26 de agosto de 2026
OPINIÃO

Vocação


| Tempo de leitura: 3 min

Se há uma palavra que sempre soou aos meus ouvidos como doçura, coragem e luz é a palavra vocação, abordada na perspectiva da missão. E há aqueles que traduzem em versos e cores a vocação artística e o rumo que os guia.

Na Igreja, começamos esta semana celebrando a vocação do Padre e a próxima com a do Pai. Creio que por primeiro soou-me a palavra pai e com meiguice. O nosso era da doçura e do aconchego até mesmo no olhar.   Transformava nossos pequenos feitos em vitórias e era de consolo nas derrotas. Tenho uma saudade dele tão grande, que embora tenha partido em 1987, parece-me que foi ontem. Mesmo com suas limitações - não há alguém isento delas -, doou-se por inteiro em cada atitude, gesto, palavra...

Em paralelo, repercutiu também com mimo, ainda nos meus primeiros anos, a palavra padre. Sempre um sacerdote fez parte de nossa família, visto como homem sagrado, parte da formação e indicador de que fomos feitos para a Eternidade; que além das limitações humanas existe o Céu. Posso dizer que fui formada e criada por nossa mãe, pai e um sacerdote do bem. Lamentável que alguns se desviem de seu propósito em cuidar de seus filhos biológicos e outros das ovelhas que o Senhor lhes confiou. Foi o próprio Jesus quem disse que a messe é grande, mas são poucos os operários. Operários que colocam seus desejos pessoais acima do chamado de Deus, desobedientes ao seu Bispo, envoltos em discursos que enganam o povo, são como os pais que não assumem como deveriam os seus rebentos. São padres e pais fracos de ânimo, frouxos. Maus exemplos por sua covardia na renúncia ao seu eu. Diante de Deus não levam vantagem.

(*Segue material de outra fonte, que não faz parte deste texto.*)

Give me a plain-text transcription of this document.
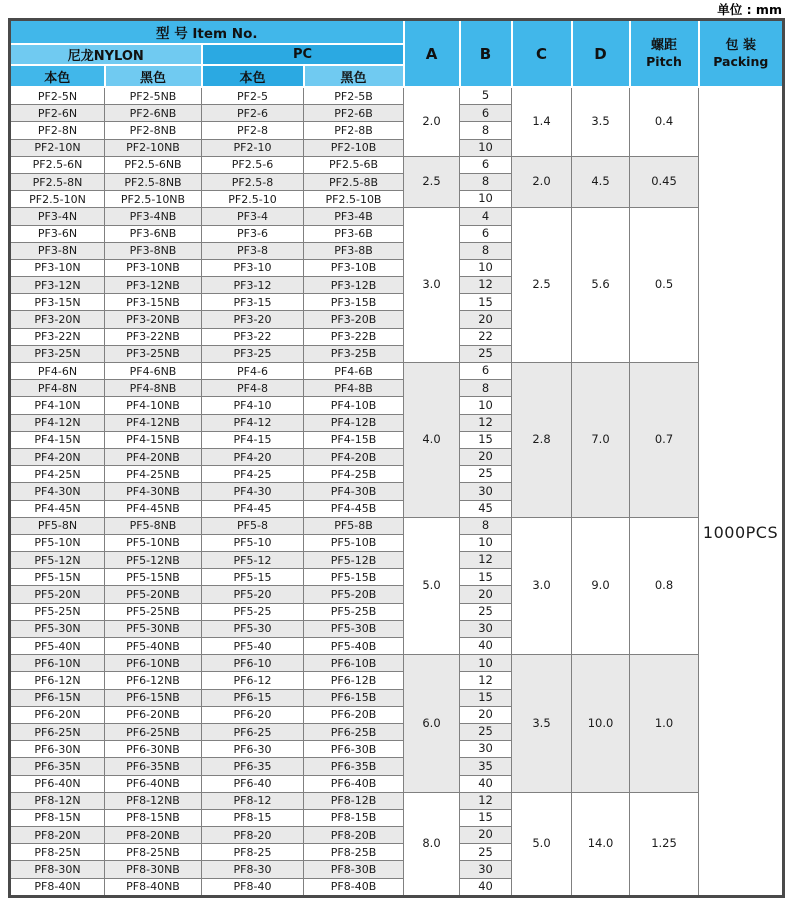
单位 : mm
型 号 Item No.	A	B	C	D	螺距
Pitch

包 装
Packing

尼龙NYLON		PC							
本色	黑色	本色	黑色						
PF2-5N	PF2-5NB	PF2-5	PF2-5B	2.0	5	1.4	3.5	0.4	1000PCS
PF2-6N	PF2-6NB	PF2-6	PF2-6B		6				
PF2-8N	PF2-8NB	PF2-8	PF2-8B		8				
PF2-10N	PF2-10NB	PF2-10	PF2-10B		10				
PF2.5-6N	PF2.5-6NB	PF2.5-6	PF2.5-6B	2.5	6	2.0	4.5	0.45	
PF2.5-8N	PF2.5-8NB	PF2.5-8	PF2.5-8B		8				
PF2.5-10N	PF2.5-10NB	PF2.5-10	PF2.5-10B		10				
PF3-4N	PF3-4NB	PF3-4	PF3-4B	3.0	4	2.5	5.6	0.5	
PF3-6N	PF3-6NB	PF3-6	PF3-6B		6				
PF3-8N	PF3-8NB	PF3-8	PF3-8B		8				
PF3-10N	PF3-10NB	PF3-10	PF3-10B		10				
PF3-12N	PF3-12NB	PF3-12	PF3-12B		12				
PF3-15N	PF3-15NB	PF3-15	PF3-15B		15				
PF3-20N	PF3-20NB	PF3-20	PF3-20B		20				
PF3-22N	PF3-22NB	PF3-22	PF3-22B		22				
PF3-25N	PF3-25NB	PF3-25	PF3-25B		25				
PF4-6N	PF4-6NB	PF4-6	PF4-6B	4.0	6	2.8	7.0	0.7	
PF4-8N	PF4-8NB	PF4-8	PF4-8B		8				
PF4-10N	PF4-10NB	PF4-10	PF4-10B		10				
PF4-12N	PF4-12NB	PF4-12	PF4-12B		12				
PF4-15N	PF4-15NB	PF4-15	PF4-15B		15				
PF4-20N	PF4-20NB	PF4-20	PF4-20B		20				
PF4-25N	PF4-25NB	PF4-25	PF4-25B		25				
PF4-30N	PF4-30NB	PF4-30	PF4-30B		30				
PF4-45N	PF4-45NB	PF4-45	PF4-45B		45				
PF5-8N	PF5-8NB	PF5-8	PF5-8B	5.0	8	3.0	9.0	0.8	
PF5-10N	PF5-10NB	PF5-10	PF5-10B		10				
PF5-12N	PF5-12NB	PF5-12	PF5-12B		12				
PF5-15N	PF5-15NB	PF5-15	PF5-15B		15				
PF5-20N	PF5-20NB	PF5-20	PF5-20B		20				
PF5-25N	PF5-25NB	PF5-25	PF5-25B		25				
PF5-30N	PF5-30NB	PF5-30	PF5-30B		30				
PF5-40N	PF5-40NB	PF5-40	PF5-40B		40				
PF6-10N	PF6-10NB	PF6-10	PF6-10B	6.0	10	3.5	10.0	1.0	
PF6-12N	PF6-12NB	PF6-12	PF6-12B		12				
PF6-15N	PF6-15NB	PF6-15	PF6-15B		15				
PF6-20N	PF6-20NB	PF6-20	PF6-20B		20				
PF6-25N	PF6-25NB	PF6-25	PF6-25B		25				
PF6-30N	PF6-30NB	PF6-30	PF6-30B		30				
PF6-35N	PF6-35NB	PF6-35	PF6-35B		35				
PF6-40N	PF6-40NB	PF6-40	PF6-40B		40				
PF8-12N	PF8-12NB	PF8-12	PF8-12B	8.0	12	5.0	14.0	1.25	
PF8-15N	PF8-15NB	PF8-15	PF8-15B		15				
PF8-20N	PF8-20NB	PF8-20	PF8-20B		20				
PF8-25N	PF8-25NB	PF8-25	PF8-25B		25				
PF8-30N	PF8-30NB	PF8-30	PF8-30B		30				
PF8-40N	PF8-40NB	PF8-40	PF8-40B		40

Em relação aos padres, dentre outras canções, duas me emocionam. Uma a do padre Antonio Maria: “Sofre o coração que chega o zóio (sic) mareja(sic)/ Que peleja da missão/ Sobre a estola desse homem que clareia/ Nos caminhos a visão/ A pedra fundamental da nossa Igreja/ O sangue, o vinho, a carne e o pão/ Pelas mãos de quem trabalha nessa mesa/ A transubstanciação./ Eu tenho certeza de que não há riqueza maior/ que o amor que há em toda Missa/ Em cada clamor que esse homem santo/ leva Deus no canto/ que transforma o coração. (...) Como o pai que dá a vida por seus filhos/ O padre doa o seu viver/ Farol que indica rumo no mundo perdido/ Quem abre os olhos pode ver”. E do Padre Zezinho: “Se ouvires a voz do vento/ Chamando sem cessar/ Se ouvires a voz do tempo/ Mandando esperar/ A decisão é tua. (...) Se ouvires a voz de Deus/ Chamando sem cessar/ Se ouvires a voz do mundo/ Querendo te enganar/ A decisão é tua. (...) E o mundo passando fome/ Passando fome de Deus...” Enganos malignos vêm de deixar de proclamar a Palavra por escolher a plateia do mundo.

Marca-me também a música “Cidadão” de Zé Ramalho, que retrata o operário que veio da seca e trabalhou no prédio, onde depois não pode entrar, mas há uma estrofe de alento: “Tá vendo aquela igreja, moço? / Onde o padre diz amém/ Pus o sino e o badalo/ Enchi minha mão de calo/ Lá eu trabalhei também. / Lá que foi que valeu a pena/ Tem quermesse, tem novena/ E o Padre me deixa entrar...”

E para os pais são tantas as músicas, mas para o nosso deixo esta de Nelson Gonçalves: “Naquela mesa tá faltando ele/ E a saudade dele tá doendo em mim”.